Of course, it’s absolutely compulsory that those who have the temerity to suggest that the media might try to report more accurately, or more sensitively, or, God forbid, more responsibly, must be presented as would-be commissars and censors. So, bang on cue, up pops the hardly disinterested John Ware in the Sunday Telegraph,to claim that the report’s call for more community-sensitive reporting about multi-culturalism and British Muslim identities, reporting which might help to foster a much-needed sense of common ground ‘suggests that the aim of the “experts” is to put political Islam beyond the scope of media enquiry’. The piece once again helps to prove how correct was Will Hutton when he wrote in the Observer, 17 August 2003, that ‘Britain’s least accountable and self-critical institutions have become the media – and the way they operate is beginning to damage rather than protect the society of which they are a part’.

However, freedom from censorship (which I strongly support, pace Ware) is not the same thing as freedom from censure (which is what the report represents). But media freedom also brings with it certain responsibilities; indeed, as I point out in the recently published Freedom of the Word (Seagull Books/Index on Censorship 2007), media freedom in modern societies is largely premised on the idea that the media play a key role in the democratic process.

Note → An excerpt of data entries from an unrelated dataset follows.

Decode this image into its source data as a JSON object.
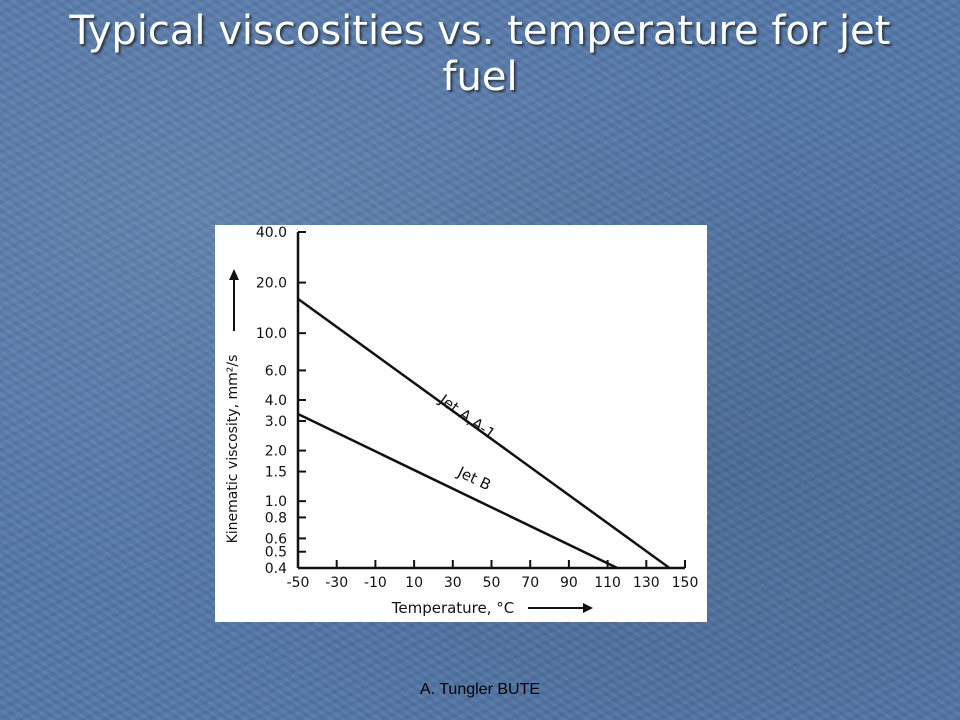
{
  "slide": {
    "title": "Typical viscosities vs. temperature for jet fuel",
    "footer": "A. Tungler BUTE"
  },
  "colors": {
    "background": "#5478a8",
    "title": "#ffffff",
    "figure_background": "#ffffff",
    "ink": "#111111"
  },
  "chart_data": {
    "type": "line",
    "xlabel": "Temperature, °C",
    "ylabel": "Kinematic viscosity, mm²/s",
    "x_ticks": [
      -50,
      -30,
      -10,
      10,
      30,
      50,
      70,
      90,
      110,
      130,
      150
    ],
    "y_ticks": [
      40.0,
      20.0,
      10.0,
      6.0,
      4.0,
      3.0,
      2.0,
      1.5,
      1.0,
      0.8,
      0.6,
      0.5,
      0.4
    ],
    "y_tick_labels": [
      "40.0",
      "20.0",
      "10.0",
      "6.0",
      "4.0",
      "3.0",
      "2.0",
      "1.5",
      "1.0",
      "0.8",
      "0.6",
      "0.5",
      "0.4"
    ],
    "xlim": [
      -50,
      150
    ],
    "ylim": [
      0.4,
      40.0
    ],
    "y_scale": "log",
    "grid": false,
    "legend": "none (curves labeled inline)",
    "series": [
      {
        "name": "Jet A,A-1",
        "x": [
          -50,
          142
        ],
        "y": [
          16.0,
          0.4
        ]
      },
      {
        "name": "Jet B",
        "x": [
          -50,
          115
        ],
        "y": [
          3.3,
          0.4
        ]
      }
    ]
  }
}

Sadly, The Search for Common Ground shows all too clearly how, when it comes to representing Muslims and Islam, the media all too frequently fails the democratic test. Inaccurate reporting, distortion, ill-informed commentary, the further marginalisation of already marginalised voices – these are all so common as to be routine across vast swathes of newsprint, and are now, as demonstrated by Ware’s Panorama episode, beginning to infect broadcasting as well. If an increasing number of people, and by no means simply Muslims, think (quite wrongly, in my view) that media freedom is no longer worth defending, the media should look to themselves for the reasons, and not make wild accusations about their critics, an increasingly numerous and well informed band.